Returning to the subject of Massi's direction, I would argue that it encapsulates the kind of vernacular poetry discussed by Mikel Koven in his study of the giallo. Koven's ideas here are based on the theories of Pasolini, who argued for a distinction between a classical “cinema of prose,” which effaced the signs of its own construction, and a modernist “cinema of poetry,” which foregrounded them.

The key aspect of this theory in relation to Hunted City seems less the intersubjective nature of the poetic camera, as revealing the consciousness of the director behind his characters – although I suspect a case could be made for the use of the zooms in and out as conveying a sense of urgency and immediacy whereby no-one has much time to waste – as constantly making us aware of the camera's presence.

Essentially where the classical cinema would use cuts to break a scene up, going from the establishing shot to the medium shot or the close up and reframing whenever someone or something new enters into the set, Massi instead zooms in or out or, less frequently, racks focus instead, as when the camera picks out three gunmen who know one another from the tennis rackets they are carrying across a plaza.
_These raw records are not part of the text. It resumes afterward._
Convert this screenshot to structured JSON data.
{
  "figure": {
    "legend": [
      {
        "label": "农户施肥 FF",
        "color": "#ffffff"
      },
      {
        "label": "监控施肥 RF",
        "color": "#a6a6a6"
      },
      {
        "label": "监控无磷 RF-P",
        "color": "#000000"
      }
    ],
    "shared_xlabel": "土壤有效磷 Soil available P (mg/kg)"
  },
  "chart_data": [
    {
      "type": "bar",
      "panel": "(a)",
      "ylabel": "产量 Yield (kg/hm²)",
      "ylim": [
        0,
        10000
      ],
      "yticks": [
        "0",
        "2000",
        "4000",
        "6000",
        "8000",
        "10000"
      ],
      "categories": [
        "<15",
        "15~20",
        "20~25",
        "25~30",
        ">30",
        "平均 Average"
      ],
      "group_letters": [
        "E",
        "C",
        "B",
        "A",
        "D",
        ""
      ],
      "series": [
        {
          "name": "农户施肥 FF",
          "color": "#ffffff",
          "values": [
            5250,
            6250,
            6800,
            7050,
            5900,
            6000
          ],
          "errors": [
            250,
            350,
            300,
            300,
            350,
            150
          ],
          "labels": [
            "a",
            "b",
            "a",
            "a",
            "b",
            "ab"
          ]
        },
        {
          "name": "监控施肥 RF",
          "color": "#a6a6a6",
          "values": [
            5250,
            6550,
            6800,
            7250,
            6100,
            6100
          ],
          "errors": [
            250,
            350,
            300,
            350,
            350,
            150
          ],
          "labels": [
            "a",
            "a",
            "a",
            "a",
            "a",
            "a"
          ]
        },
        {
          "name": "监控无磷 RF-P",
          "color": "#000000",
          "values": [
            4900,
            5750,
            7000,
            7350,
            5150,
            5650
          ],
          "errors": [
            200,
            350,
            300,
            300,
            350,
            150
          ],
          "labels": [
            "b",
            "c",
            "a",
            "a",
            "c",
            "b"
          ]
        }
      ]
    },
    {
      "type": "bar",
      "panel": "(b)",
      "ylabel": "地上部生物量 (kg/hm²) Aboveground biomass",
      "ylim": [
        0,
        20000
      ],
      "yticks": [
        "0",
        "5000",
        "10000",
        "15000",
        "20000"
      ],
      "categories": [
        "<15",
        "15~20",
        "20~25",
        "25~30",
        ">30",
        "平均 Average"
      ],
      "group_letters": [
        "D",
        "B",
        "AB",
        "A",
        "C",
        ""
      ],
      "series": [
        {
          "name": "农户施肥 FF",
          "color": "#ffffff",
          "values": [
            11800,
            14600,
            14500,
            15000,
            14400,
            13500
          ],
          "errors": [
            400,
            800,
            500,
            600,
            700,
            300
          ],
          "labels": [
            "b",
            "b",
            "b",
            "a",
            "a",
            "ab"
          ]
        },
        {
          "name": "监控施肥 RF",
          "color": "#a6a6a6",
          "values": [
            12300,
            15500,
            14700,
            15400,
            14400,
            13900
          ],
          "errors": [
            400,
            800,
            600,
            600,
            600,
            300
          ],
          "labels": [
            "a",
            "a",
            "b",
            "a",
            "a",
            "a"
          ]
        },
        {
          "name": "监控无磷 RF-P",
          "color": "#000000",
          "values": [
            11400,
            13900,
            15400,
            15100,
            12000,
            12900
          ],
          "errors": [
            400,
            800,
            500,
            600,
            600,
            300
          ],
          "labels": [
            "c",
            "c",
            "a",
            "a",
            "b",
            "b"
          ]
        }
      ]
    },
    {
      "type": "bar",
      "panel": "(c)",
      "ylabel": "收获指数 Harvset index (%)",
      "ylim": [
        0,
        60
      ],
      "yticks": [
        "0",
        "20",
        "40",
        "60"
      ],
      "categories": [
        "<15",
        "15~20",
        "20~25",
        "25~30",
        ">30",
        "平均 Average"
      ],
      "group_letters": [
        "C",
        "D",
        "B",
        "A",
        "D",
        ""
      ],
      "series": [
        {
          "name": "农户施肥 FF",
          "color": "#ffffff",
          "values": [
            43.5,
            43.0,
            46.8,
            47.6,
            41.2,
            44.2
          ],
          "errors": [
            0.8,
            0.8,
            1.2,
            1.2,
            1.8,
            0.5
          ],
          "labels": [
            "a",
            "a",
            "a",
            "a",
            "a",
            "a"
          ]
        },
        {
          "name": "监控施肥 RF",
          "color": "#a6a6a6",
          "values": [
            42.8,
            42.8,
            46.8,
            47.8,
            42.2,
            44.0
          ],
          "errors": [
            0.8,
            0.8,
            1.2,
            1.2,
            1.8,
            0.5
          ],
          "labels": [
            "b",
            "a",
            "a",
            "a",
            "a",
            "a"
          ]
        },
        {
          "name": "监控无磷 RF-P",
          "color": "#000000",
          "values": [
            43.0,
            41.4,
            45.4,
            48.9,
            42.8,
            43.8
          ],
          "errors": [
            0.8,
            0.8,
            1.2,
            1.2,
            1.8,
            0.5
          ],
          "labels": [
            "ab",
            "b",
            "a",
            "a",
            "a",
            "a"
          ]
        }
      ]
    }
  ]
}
The danger, of course, is that such an approach can easily be seen as lazy filmmaking, the kind of approach that was adopted by filone filmmakers for economic more than aesthetic reasons. Against this it can be noted that Massi also makes use of handheld; some comparatively elaborate mirror based set-ups; false POV shots from inside a vending machine, all in addition to finding some imaginative locations, most notably a church whose hall has been transformed into a firing range. (In this we also get a neat variant on the Dirty Harry “did he fire six bullets or only five” trope, as Ferro calmly blows away the bad guy who's holding a gun to Arrigo's head in the knowledge that the weapon, one of his, is empty.)

The performances are also pleasing, with Merli, Merola and Rabal each giving their characters greater depth than is often the case. Though they may still not be playing the full eight octaves range in a manner acceptable to art cinema snobs, they are considerably more than one note.

The way Massi handles Ferro's love interest is also noteworthy here. First, because he even gets one, as an apparent departure from single-minded duty. Second, because it gives Merli the opportunity to play – as distinct from be – vulnerable. Third, because the way the scenario ultimately plays out is in accord with the comparatively strong female characters present in some of his other films, most obviously the Baader-Meinhof gang styled terrorist played by Marcella Michelangeli in Mark Strikes Again.

Stelvio Cipriani delivers a solid score, with dynamic suspense and action cues incorporating slapped bass and wacka wacka guitar, further demonstrating his stylistic adaptability by substituting disco themes for the kind of organ-heavy shake cues that would have omnipresent earlier in the 70s in the film's obligatory nightclub scene.